Extension condition for revisit
- Headline-rung composition shift: if Phase 3-4 analysis reveals a non-headline ablation rung carries methodology-interpretation weight (e.g., demonstrates a specific failure mode that’s central to the writeup narrative), promote that rung into the publication set via Phase 5 ADR amendment without superseding this ADR. The discipline (publish headline rungs with model card) is locked; the exact list is provisional and revisable.
- Disclosure-surface concern escalation: if a Phase 1+ surprise reveals that published checkpoints expose a specific class of adversarial attack the writeup didn’t anticipate, switch to option A (no publication; private retention with reviewer-on-request escalation) via superseding ADR. The reproducibility tier (per ADR-034) would then collapse to T1 + T3 only.
- Production-deployment scope extension: if the writeup expands to include a deployment-grade classifier claim, publication discipline tightens to include responsible-disclosure embargo period + safety review per a superseding ADR.
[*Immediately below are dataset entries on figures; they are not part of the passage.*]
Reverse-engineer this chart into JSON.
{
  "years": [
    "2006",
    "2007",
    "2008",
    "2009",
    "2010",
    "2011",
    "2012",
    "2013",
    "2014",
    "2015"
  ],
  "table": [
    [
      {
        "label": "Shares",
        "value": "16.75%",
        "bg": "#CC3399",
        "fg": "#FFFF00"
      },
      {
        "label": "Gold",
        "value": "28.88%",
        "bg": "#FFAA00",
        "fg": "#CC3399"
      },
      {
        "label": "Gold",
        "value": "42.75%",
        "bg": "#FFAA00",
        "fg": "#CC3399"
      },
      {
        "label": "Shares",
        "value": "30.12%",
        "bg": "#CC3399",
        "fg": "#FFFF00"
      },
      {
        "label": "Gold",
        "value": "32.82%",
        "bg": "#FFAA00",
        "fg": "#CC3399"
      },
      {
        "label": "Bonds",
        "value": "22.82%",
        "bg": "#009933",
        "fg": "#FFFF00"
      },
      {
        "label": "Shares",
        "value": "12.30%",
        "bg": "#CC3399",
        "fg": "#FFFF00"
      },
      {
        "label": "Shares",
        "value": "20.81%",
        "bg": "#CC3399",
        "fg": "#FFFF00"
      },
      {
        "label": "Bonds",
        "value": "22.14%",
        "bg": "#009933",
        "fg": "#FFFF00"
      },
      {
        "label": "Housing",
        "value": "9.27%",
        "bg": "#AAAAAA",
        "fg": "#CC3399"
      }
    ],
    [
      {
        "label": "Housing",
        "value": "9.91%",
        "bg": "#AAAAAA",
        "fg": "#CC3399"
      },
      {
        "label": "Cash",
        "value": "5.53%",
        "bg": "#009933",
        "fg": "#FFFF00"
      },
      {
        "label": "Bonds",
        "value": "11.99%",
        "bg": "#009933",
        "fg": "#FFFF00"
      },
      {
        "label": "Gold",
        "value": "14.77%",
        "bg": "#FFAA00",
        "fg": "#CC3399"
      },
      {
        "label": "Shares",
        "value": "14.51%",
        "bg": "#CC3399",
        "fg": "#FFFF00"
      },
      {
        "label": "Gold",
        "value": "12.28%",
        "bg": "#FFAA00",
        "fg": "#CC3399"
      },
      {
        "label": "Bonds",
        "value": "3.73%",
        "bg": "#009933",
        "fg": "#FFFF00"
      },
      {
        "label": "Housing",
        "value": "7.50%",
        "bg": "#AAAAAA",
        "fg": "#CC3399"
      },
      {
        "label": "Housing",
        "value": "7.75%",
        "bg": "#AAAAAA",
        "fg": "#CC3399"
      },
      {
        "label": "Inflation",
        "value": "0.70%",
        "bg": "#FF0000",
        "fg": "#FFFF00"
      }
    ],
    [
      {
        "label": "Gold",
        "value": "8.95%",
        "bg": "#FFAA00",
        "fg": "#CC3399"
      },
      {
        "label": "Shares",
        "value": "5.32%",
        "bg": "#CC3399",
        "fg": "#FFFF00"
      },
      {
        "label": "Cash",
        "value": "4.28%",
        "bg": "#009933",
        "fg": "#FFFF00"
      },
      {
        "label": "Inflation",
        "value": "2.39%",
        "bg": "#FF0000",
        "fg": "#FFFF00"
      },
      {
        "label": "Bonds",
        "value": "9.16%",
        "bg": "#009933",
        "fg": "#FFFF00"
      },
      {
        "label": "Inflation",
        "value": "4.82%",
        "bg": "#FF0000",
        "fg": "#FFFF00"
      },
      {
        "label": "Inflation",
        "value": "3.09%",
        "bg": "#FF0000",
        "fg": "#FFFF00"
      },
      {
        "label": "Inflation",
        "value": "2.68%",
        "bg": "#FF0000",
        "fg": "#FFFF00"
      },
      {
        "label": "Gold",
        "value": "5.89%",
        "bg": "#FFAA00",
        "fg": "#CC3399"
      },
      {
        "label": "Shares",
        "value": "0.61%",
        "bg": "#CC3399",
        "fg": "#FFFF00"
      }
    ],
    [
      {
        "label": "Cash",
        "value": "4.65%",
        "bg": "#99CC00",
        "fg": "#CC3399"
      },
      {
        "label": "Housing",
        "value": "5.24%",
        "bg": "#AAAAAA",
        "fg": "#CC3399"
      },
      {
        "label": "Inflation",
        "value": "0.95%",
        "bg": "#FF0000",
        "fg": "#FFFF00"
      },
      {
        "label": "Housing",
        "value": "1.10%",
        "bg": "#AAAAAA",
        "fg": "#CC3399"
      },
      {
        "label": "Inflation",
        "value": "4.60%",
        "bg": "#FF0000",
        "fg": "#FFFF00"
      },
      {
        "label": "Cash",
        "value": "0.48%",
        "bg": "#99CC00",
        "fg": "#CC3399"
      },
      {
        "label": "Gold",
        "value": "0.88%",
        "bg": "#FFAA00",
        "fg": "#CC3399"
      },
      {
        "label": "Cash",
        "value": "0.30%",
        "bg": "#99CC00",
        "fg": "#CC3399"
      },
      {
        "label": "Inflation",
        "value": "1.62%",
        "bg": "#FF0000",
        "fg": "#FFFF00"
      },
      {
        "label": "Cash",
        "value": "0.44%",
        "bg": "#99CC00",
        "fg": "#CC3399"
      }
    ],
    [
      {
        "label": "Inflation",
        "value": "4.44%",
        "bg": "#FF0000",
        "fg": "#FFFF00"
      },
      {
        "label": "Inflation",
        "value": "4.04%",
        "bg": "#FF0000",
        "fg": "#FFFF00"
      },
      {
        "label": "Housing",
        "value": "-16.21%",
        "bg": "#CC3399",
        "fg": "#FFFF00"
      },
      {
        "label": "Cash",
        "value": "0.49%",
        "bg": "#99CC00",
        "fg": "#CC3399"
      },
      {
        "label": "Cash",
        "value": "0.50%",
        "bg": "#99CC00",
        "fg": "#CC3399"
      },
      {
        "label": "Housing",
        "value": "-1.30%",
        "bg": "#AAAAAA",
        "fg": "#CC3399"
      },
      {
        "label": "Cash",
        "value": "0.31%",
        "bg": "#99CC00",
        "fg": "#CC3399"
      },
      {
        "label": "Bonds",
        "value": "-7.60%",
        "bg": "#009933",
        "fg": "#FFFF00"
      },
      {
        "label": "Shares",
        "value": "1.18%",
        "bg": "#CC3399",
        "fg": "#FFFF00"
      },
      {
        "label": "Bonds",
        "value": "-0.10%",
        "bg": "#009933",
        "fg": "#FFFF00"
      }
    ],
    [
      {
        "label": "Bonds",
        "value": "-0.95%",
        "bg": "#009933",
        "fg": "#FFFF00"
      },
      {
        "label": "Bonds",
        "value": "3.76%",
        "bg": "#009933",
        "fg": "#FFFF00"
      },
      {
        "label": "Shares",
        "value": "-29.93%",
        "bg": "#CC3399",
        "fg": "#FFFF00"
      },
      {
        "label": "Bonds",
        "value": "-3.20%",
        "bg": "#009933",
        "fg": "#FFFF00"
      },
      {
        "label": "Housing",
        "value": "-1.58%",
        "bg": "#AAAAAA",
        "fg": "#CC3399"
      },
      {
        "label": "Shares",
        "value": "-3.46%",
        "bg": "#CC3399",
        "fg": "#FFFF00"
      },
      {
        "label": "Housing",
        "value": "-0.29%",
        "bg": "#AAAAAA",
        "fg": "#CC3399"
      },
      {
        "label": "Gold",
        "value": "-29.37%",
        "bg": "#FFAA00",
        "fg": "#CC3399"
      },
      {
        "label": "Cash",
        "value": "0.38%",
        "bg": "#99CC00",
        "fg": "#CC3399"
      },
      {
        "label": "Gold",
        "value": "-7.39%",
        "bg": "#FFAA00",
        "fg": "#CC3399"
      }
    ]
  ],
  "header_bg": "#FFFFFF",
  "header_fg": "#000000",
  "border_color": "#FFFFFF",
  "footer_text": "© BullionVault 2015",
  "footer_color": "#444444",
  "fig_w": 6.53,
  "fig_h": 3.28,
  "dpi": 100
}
- HF Hub org creation: if maintaining 3-4 model repos under personal username proves awkward (e.g., conflates with personal hobby projects), migrate to a
ciphero-take-homeorg via superseding ADR with URL-migration notes.
Alternatives Considered
- (A) No publication; checkpoints private — defeats T0 reproducibility tier; loses contribution-trail value; rejected per Phase 0-07 Q2 walk in favor of option C.
- (B) Publish all trained rungs — 4-6× publication time; ablation-rung issues / questions add post-submission maintenance surface; option C captures the reproducibility value with less time + maintenance cost.
- (D) Single canonical “best” checkpoint — contradicts ADR-005 (deployment is not on the roadmap) by picking a single “best” rung; methodology refuses to make a single recommendation; option C publishes the headline rungs as a set not as a recommendation.
- Publish reference scorers under
BBehring/namespace — attribution-confusing (these are not our models); license-cascade risky (each reference scorer has its own license terms); rejected.
References
- HF Hub model upload — https://huggingface.co/docs/hub/models-uploading
- HF Hub model card schema — https://huggingface.co/docs/hub/model-cards
- ModernBERT-base license posture (Apache 2.0) — https://huggingface.co/answerdotai/ModernBERT-base
- ADR-013 (cache location — HF Hub as persistence sink; this ADR layers publication on top)
- ADR-016 (data design — HF dataset SHA pinning carries over to HF model SHA pinning)
- ADR-018 (reference scorer slate — explicitly excluded from publication)
- ADR-019 (LoRA + transformer training recipe — defines the headline rungs)
- ADR-005 (project-level methodology principles — “deployment is not on the roadmap” framing)
Transcript
See transcripts/2026-05-16__phase-0-07__submission-deliverables.md for the conversation that led to this decision (Q2 walk + option C selection).